Audrey makes her way to the Greenwich Observatory, where she finally confronts Jupiter, throwing the snowdrop flower at him, which causes him terrific agony. He drops the Starglass and it shatters. Consumed by blistering green flames, Jupiter is sent to the void to be tormented by spring eternally. All the rat ghosts disappear as well. The frozen world begins to thaw and a beautiful spring day begins. The Green Mouse appears and thanks Audrey for releasing him. He also presides over the union of her mother Gwen and Thomas Triton, who have grown close. After some weeks, Arthur and a few other mice go to the old empty house in Deptford. The damage from Jupiter's ghosts cannot be repaired, however, and they return to live on the Cutty Sark with Thomas. Audrey, who accompanied them, searches until she finds the discarded silver acorn pendant. Taking leave of her family, she travels to Greenwich where she finally accepts her role as the new Starwife.

==Background==
According to Jarvis, "After the unfolding drama of the previous story I knew this one had to have a powerful beginning which dragged the reader onto a roller coaster ride that did not let up until the very last page." Several parts of the Holeborn scenes were cut from the finished book due to issues of space, which Jarvis considered "a great pity as there were some old campaigners in the missing pieces who I was very fond of."
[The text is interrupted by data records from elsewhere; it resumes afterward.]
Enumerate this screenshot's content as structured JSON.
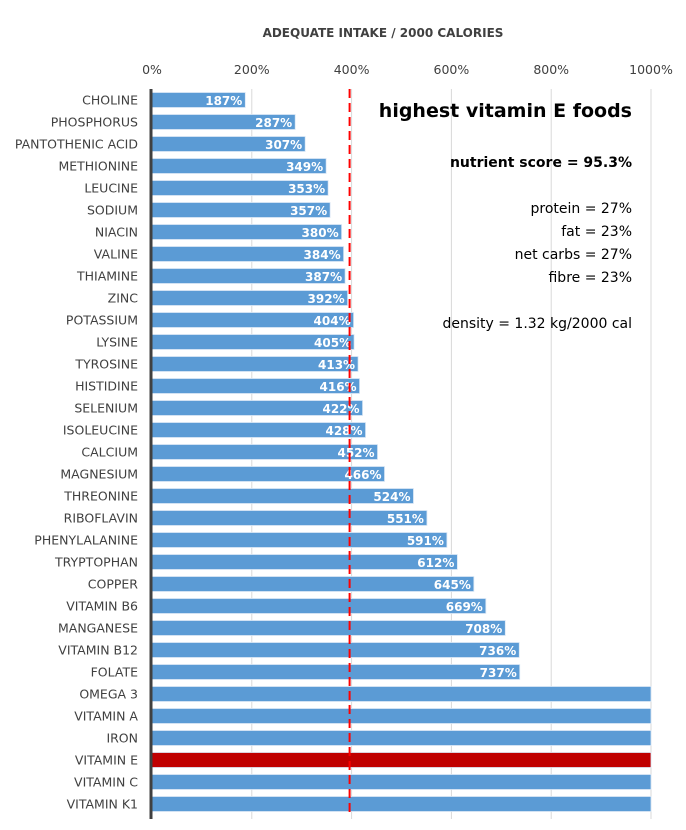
{
  "chart_data": {
    "type": "bar",
    "orientation": "horizontal",
    "title": "ADEQUATE INTAKE / 2000 CALORIES",
    "xlabel": "",
    "ylabel": "",
    "xlim": [
      0,
      1000
    ],
    "x_ticks": [
      0,
      200,
      400,
      600,
      800,
      1000
    ],
    "x_tick_labels": [
      "0%",
      "200%",
      "400%",
      "600%",
      "800%",
      "1000%"
    ],
    "x_axis_position": "top",
    "grid": true,
    "reference_line": {
      "value": 400,
      "style": "dashed",
      "color": "#ff0000"
    },
    "bar_color": "#5b9bd5",
    "highlight_color": "#c00000",
    "highlight_category": "VITAMIN E",
    "categories": [
      "CHOLINE",
      "PHOSPHORUS",
      "PANTOTHENIC ACID",
      "METHIONINE",
      "LEUCINE",
      "SODIUM",
      "NIACIN",
      "VALINE",
      "THIAMINE",
      "ZINC",
      "POTASSIUM",
      "LYSINE",
      "TYROSINE",
      "HISTIDINE",
      "SELENIUM",
      "ISOLEUCINE",
      "CALCIUM",
      "MAGNESIUM",
      "THREONINE",
      "RIBOFLAVIN",
      "PHENYLALANINE",
      "TRYPTOPHAN",
      "COPPER",
      "VITAMIN B6",
      "MANGANESE",
      "VITAMIN B12",
      "FOLATE",
      "OMEGA 3",
      "VITAMIN A",
      "IRON",
      "VITAMIN E",
      "VITAMIN C",
      "VITAMIN K1"
    ],
    "values": [
      187,
      287,
      307,
      349,
      353,
      357,
      380,
      384,
      387,
      392,
      404,
      405,
      413,
      416,
      422,
      428,
      452,
      466,
      524,
      551,
      591,
      612,
      645,
      669,
      708,
      736,
      737,
      1000,
      1000,
      1000,
      1000,
      1000,
      1000
    ],
    "data_labels": [
      "187%",
      "287%",
      "307%",
      "349%",
      "353%",
      "357%",
      "380%",
      "384%",
      "387%",
      "392%",
      "404%",
      "405%",
      "413%",
      "416%",
      "422%",
      "428%",
      "452%",
      "466%",
      "524%",
      "551%",
      "591%",
      "612%",
      "645%",
      "669%",
      "708%",
      "736%",
      "737%",
      "",
      "",
      "",
      "",
      "",
      ""
    ],
    "annotations": {
      "title": "highest vitamin E foods",
      "nutrient_score": "nutrient score = 95.3%",
      "macros": [
        "protein = 27%",
        "fat = 23%",
        "net carbs = 27%",
        "fibre = 23%"
      ],
      "density": "density = 1.32 kg/2000 cal"
    }
  }
}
Just before he began writing the book, Jarvis invested in a typewriter. As he had previously written everything long hand, this made things much easier for him and his novels would subsequently increase in length.

==Reception==
The Final Reckoning was called "a humdinger of a tale" by Sally Estes of Booklist, with "a poignant denouement that will satisfy the trilogy's fans." Kirkus Reviews also praised the book, saying it was a "superlative conclusion to a top-notch series." Charlotte Decker of Library Media Connection gave a positive review where she described The Final Reckoning as being "packed with action as the rats once again come under Jupiter's evil will and wage war upon the mice. As this is the last in the series, readers new to the books may have trouble keeping characters straight but there is enough information about events from the previous titles to allow them to enjoy the story."